How much water and electricity does ChatGPT consume?

The reports from Mistral and Google haven’t been duplicated by other companies. EpochAI estimates that the average GPT-4o query on ChatGPT consumes about 0.3Wh of energy, based upon its estimates of the types of servers OpenAI uses.

However, the amount of resources AI consumes can vary considerably, and even AI energy scores are rudimentary at best.

“In reality, the type and size of the model, the type of output you’re generating, and countless variables beyond your control—like which energy grid is connected to the data center your request is sent to and what time of day it’s processed—can make one query thousands of times more energy-intensive and emissions-producing than another,” an MIT Technology Review study found. Its estimates of 15 queries a day plus 10 images plus three 5-second videos would consume 2.9kWh of electricity, it found.

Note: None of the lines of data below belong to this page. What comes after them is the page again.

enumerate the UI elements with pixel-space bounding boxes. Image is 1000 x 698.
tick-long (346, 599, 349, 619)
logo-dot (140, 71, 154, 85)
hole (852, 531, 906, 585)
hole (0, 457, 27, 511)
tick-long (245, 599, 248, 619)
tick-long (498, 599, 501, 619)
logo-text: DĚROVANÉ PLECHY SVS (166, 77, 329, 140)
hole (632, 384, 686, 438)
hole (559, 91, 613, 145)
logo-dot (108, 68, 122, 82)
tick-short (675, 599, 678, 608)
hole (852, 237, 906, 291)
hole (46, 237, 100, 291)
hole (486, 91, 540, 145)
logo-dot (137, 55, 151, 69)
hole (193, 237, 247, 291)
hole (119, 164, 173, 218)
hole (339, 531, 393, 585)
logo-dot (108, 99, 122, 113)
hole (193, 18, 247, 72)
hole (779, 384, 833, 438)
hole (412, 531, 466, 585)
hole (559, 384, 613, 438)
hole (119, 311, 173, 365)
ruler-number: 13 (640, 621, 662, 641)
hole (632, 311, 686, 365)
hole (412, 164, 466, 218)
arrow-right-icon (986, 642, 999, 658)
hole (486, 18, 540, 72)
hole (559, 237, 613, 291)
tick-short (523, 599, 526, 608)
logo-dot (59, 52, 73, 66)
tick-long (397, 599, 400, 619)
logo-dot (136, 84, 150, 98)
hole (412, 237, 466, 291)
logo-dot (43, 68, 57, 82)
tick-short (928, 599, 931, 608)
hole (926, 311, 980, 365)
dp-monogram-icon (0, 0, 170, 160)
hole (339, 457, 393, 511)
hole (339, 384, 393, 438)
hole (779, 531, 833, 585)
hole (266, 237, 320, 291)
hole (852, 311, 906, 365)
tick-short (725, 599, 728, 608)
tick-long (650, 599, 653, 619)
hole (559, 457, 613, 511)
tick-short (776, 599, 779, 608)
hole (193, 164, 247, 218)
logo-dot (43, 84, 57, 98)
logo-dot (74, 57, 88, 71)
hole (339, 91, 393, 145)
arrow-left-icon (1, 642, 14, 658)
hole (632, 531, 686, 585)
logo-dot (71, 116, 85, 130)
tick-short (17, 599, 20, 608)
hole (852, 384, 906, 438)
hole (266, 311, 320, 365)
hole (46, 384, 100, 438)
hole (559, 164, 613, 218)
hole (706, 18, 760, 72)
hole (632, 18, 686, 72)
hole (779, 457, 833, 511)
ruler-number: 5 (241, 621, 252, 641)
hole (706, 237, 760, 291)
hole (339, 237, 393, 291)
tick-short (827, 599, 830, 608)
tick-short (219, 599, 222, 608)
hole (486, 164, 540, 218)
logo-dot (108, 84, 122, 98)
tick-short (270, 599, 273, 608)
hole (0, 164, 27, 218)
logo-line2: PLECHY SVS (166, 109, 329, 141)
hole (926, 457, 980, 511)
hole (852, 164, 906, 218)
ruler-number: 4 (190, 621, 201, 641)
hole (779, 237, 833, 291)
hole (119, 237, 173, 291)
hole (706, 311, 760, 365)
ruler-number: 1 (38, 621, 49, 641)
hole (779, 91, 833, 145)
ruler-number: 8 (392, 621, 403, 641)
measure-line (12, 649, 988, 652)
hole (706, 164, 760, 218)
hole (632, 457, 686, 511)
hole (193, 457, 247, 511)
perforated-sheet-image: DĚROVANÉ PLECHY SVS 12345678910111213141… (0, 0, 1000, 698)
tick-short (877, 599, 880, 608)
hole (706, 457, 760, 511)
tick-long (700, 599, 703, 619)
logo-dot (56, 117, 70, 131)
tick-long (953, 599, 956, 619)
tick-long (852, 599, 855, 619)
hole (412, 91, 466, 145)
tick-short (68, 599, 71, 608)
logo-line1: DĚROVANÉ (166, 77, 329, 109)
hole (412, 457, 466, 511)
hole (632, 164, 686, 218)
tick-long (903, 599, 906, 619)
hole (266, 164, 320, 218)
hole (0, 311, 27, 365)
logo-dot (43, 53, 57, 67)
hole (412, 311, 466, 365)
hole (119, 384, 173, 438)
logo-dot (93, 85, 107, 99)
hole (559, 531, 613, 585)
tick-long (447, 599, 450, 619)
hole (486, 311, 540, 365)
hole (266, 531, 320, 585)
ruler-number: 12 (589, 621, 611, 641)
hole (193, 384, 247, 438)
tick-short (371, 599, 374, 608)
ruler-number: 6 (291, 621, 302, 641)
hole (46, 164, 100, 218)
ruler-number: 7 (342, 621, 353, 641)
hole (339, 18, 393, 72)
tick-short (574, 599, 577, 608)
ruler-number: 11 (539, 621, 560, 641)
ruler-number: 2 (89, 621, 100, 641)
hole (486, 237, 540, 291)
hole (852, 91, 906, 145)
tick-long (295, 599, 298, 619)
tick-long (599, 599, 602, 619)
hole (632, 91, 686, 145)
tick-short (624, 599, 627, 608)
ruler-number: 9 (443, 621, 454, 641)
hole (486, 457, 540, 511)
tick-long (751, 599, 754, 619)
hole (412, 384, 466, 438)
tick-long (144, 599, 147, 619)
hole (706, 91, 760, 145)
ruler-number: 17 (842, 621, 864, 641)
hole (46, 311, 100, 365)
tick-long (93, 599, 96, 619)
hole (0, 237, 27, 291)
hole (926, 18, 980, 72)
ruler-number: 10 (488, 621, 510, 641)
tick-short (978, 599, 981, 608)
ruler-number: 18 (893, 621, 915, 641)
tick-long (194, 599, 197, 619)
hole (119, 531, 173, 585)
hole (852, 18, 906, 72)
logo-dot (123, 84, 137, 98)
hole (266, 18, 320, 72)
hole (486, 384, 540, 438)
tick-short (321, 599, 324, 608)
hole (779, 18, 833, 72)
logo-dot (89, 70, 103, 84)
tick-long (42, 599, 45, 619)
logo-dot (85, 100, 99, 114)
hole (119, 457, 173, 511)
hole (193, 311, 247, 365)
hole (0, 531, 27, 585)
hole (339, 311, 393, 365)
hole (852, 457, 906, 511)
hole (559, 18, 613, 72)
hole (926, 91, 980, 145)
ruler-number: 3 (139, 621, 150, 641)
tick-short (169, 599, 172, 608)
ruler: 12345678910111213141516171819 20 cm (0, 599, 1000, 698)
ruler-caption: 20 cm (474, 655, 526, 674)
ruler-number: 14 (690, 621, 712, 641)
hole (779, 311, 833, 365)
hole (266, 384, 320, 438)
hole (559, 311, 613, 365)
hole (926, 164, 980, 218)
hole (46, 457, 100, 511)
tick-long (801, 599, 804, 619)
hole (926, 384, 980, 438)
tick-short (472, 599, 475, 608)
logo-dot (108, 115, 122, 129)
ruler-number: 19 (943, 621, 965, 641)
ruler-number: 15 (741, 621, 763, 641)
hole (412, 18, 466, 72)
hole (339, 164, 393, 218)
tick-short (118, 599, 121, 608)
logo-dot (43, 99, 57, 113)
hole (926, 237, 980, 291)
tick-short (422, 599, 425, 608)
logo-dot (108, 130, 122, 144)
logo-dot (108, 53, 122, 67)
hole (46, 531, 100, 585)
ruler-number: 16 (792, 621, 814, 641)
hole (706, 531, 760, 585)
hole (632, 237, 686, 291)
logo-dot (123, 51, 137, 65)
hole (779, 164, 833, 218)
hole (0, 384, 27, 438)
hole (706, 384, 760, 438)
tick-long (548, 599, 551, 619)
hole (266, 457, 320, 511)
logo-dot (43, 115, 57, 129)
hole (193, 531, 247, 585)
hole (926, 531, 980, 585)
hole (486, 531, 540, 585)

Still, Mistral’s study authors note that its own estimates point the way toward a “scoring system” where buyers and users could use these studies as a way to choose AI models with the least environmental impact. It also called upon other AI model makers to follow its lead.

Whether AI is “bad” for the environment is still up for discussion, but the reports from Google and Mistral provide a foundation for a more reasoned discussion.